А ведь с ружьем нельзя баловаться, если оно появится в первом акте, то в третьем оно выстрелит, это классика. Танк - это модерн. Неприятная машина, он зеленый. У него есть гусеницы. Он стреляет. С крышкой, как кастрюля. Он ревет. Танкисты - это такие люди, которые находятся внутри танка. Они тоже зеленые, они внутри для того, чтобы убить тех, кто снаружи. В танке тесно. У танка есть гусеницы. Гусеницы для того, чтобы давить. Гусеницы устроены как гусеницы насекомые. Они ползают.

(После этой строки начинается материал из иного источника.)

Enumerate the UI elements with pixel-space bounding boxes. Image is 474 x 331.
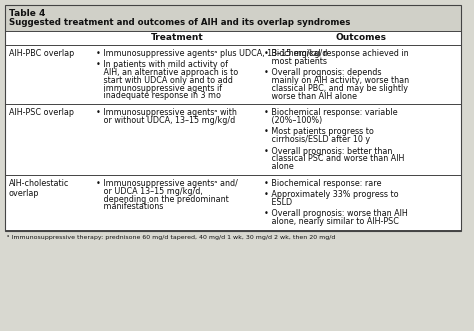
Text: • Biochemical response: variable: • Biochemical response: variable (264, 108, 398, 117)
Text: ᵃ Immunosuppressive therapy: prednisone 60 mg/d tapered, 40 mg/d 1 wk, 30 mg/d 2: ᵃ Immunosuppressive therapy: prednisone … (7, 235, 336, 240)
Bar (5, 5, 461, 231)
Text: • Biochemical response: rare: • Biochemical response: rare (264, 179, 382, 188)
Text: or without UDCA, 13–15 mg/kg/d: or without UDCA, 13–15 mg/kg/d (96, 116, 235, 125)
Text: • Most patients progress to: • Most patients progress to (264, 127, 374, 136)
Text: AIH-cholestatic
overlap: AIH-cholestatic overlap (9, 179, 69, 198)
Bar (5, 45, 461, 104)
Text: worse than AIH alone: worse than AIH alone (264, 91, 357, 101)
Bar (5, 5, 461, 231)
Text: alone: alone (264, 162, 294, 171)
Text: alone, nearly similar to AIH-PSC: alone, nearly similar to AIH-PSC (264, 217, 399, 226)
Text: Table 4: Table 4 (9, 9, 46, 18)
Text: mainly on AIH activity, worse than: mainly on AIH activity, worse than (264, 76, 409, 85)
Text: AIH, an alternative approach is to: AIH, an alternative approach is to (96, 68, 238, 77)
Text: • Overall prognosis: worse than AIH: • Overall prognosis: worse than AIH (264, 209, 408, 218)
Text: depending on the predominant: depending on the predominant (96, 195, 229, 204)
Text: or UDCA 13–15 mg/kg/d,: or UDCA 13–15 mg/kg/d, (96, 187, 203, 196)
Text: • Immunosuppressive agentsᵃ plus UDCA, 13–15 mg/kg/d: • Immunosuppressive agentsᵃ plus UDCA, 1… (96, 49, 328, 58)
Text: AIH-PBC overlap: AIH-PBC overlap (9, 49, 74, 58)
Text: manifestations: manifestations (96, 202, 164, 211)
Text: • In patients with mild activity of: • In patients with mild activity of (96, 60, 228, 69)
Text: • Immunosuppressive agentsᵃ and/: • Immunosuppressive agentsᵃ and/ (96, 179, 238, 188)
Text: • Immunosuppressive agentsᵃ with: • Immunosuppressive agentsᵃ with (96, 108, 237, 117)
Text: • Overall prognosis: better than: • Overall prognosis: better than (264, 147, 392, 156)
Text: inadequate response in 3 mo: inadequate response in 3 mo (96, 91, 221, 101)
Bar (5, 104, 461, 175)
Text: immunosuppressive agents if: immunosuppressive agents if (96, 84, 222, 93)
Text: start with UDCA only and to add: start with UDCA only and to add (96, 76, 233, 85)
Text: Treatment: Treatment (151, 33, 203, 42)
Text: • Overall prognosis: depends: • Overall prognosis: depends (264, 68, 382, 77)
Bar (5, 175, 461, 230)
Text: (20%–100%): (20%–100%) (264, 116, 322, 125)
Text: Outcomes: Outcomes (336, 33, 386, 42)
Text: • Biochemical response achieved in: • Biochemical response achieved in (264, 49, 409, 58)
Text: Suggested treatment and outcomes of AIH and its overlap syndromes: Suggested treatment and outcomes of AIH … (9, 18, 350, 27)
Text: • Approximately 33% progress to: • Approximately 33% progress to (264, 190, 399, 199)
Text: AIH-PSC overlap: AIH-PSC overlap (9, 108, 74, 117)
Text: classical PBC, and may be slightly: classical PBC, and may be slightly (264, 84, 408, 93)
Text: most patients: most patients (264, 57, 327, 66)
Text: classical PSC and worse than AIH: classical PSC and worse than AIH (264, 154, 404, 163)
Text: ESLD: ESLD (264, 198, 292, 207)
Bar (5, 5, 461, 31)
Text: cirrhosis/ESLD after 10 y: cirrhosis/ESLD after 10 y (264, 135, 370, 144)
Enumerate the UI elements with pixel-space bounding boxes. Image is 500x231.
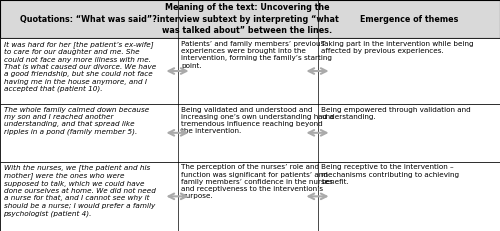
Text: Being empowered through validation and
understanding.: Being empowered through validation and u… [321,107,471,120]
Bar [0,0,500,38]
Text: With the nurses, we [the patient and his
mother] were the ones who were
supposed: With the nurses, we [the patient and his… [4,164,156,217]
Bar [0,38,500,104]
Bar [0,104,500,162]
Text: Being validated and understood and
increasing one’s own understanding had a
trem: Being validated and understood and incre… [181,107,334,134]
Bar [0,162,500,231]
Text: Patients’ and family members’ previous
experiences were brought into the
interve: Patients’ and family members’ previous e… [181,41,332,69]
Text: The whole family calmed down because
my son and I reached another
understanding,: The whole family calmed down because my … [4,107,149,135]
Text: Taking part in the intervention while being
affected by previous experiences.: Taking part in the intervention while be… [321,41,474,54]
Text: The perception of the nurses’ role and
function was significant for patients’ an: The perception of the nurses’ role and f… [181,164,333,200]
Text: Quotations: “What was said”?: Quotations: “What was said”? [20,15,157,24]
Text: Emergence of themes: Emergence of themes [360,15,458,24]
Text: It was hard for her [the patient’s ex-wife]
to care for our daughter and me. She: It was hard for her [the patient’s ex-wi… [4,41,156,92]
Text: Meaning of the text: Uncovering the
interview subtext by interpreting “what
was : Meaning of the text: Uncovering the inte… [156,3,338,35]
Text: Being receptive to the intervention –
mechanisms contributing to achieving
benef: Being receptive to the intervention – me… [321,164,459,185]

Гусеницы-насекомые тоже зеленые, чтобы маскироваться от врагов. Враги гусениц - птицы. Они летают. Над танками летают самолеты. Самолет может подбить танк. Гусеница не может подбить птицу, потому что внутри птицы, не сидит человек, - "куплю комнату или квартиру", "куплю дачу", "меняю зимние мужские ботинки на женские трусы".

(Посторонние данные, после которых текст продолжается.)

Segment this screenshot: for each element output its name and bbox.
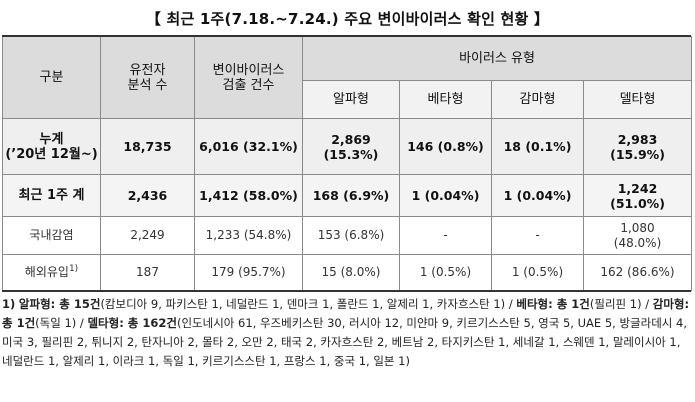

Улитка висит на собственной слюне. Она спала, проснулась и поползла. Она вся состоит из себя самой - из улитки - без крови и без костей. Аэродром, стадион, вокзал, площадь, все кишат и все состоят не только из людей, но из крови, костей и улиток.

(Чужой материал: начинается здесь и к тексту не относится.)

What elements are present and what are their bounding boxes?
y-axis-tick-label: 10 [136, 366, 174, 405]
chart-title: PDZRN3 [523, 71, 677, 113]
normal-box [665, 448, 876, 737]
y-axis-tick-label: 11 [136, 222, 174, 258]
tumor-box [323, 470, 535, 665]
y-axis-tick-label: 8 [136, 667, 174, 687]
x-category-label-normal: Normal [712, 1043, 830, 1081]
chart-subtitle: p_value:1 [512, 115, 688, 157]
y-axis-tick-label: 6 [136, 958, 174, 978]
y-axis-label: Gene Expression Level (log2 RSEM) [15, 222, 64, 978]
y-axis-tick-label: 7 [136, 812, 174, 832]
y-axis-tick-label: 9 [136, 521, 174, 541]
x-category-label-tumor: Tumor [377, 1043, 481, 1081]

Н.-В. звонил из города, который был железным от дождя и мокрым от танков, "Ничего не слышно", - сказала Вера. "Приезжай", - сказала она. Полночь, и дети спят, а взрослые боятся заснуть и не проснуться или проснуться где-нибудь там, где уже нет ничего такого, что напоминает что-нибудь, что можно узнать.
Н.-В. состоял из такого подвижного шара мокрых птичек, которые отряхивались прямо налету, это был целый шар брызг, это была очень шумная стая. "Тише, - сказала Вера, - она спит". И почему-то мокрый черный цвет был еще чернее сухого черного цвета. "Ну что там?" - "Дождь".
Колесо, государственная машина на колесах, велосипед - это государственная машина - для людей, но на самом деле - это люди для гос. машины. Она - для них, а оказалось, что это они для нее. Любые для любой. И она для любых. Эта машина железная. И люди в хвосте и в голове этой машины тоже железные, хотя они и люди. И эта машина много: ест, спит, кусается, блюет. Нет, только поэзия и частная жизнь!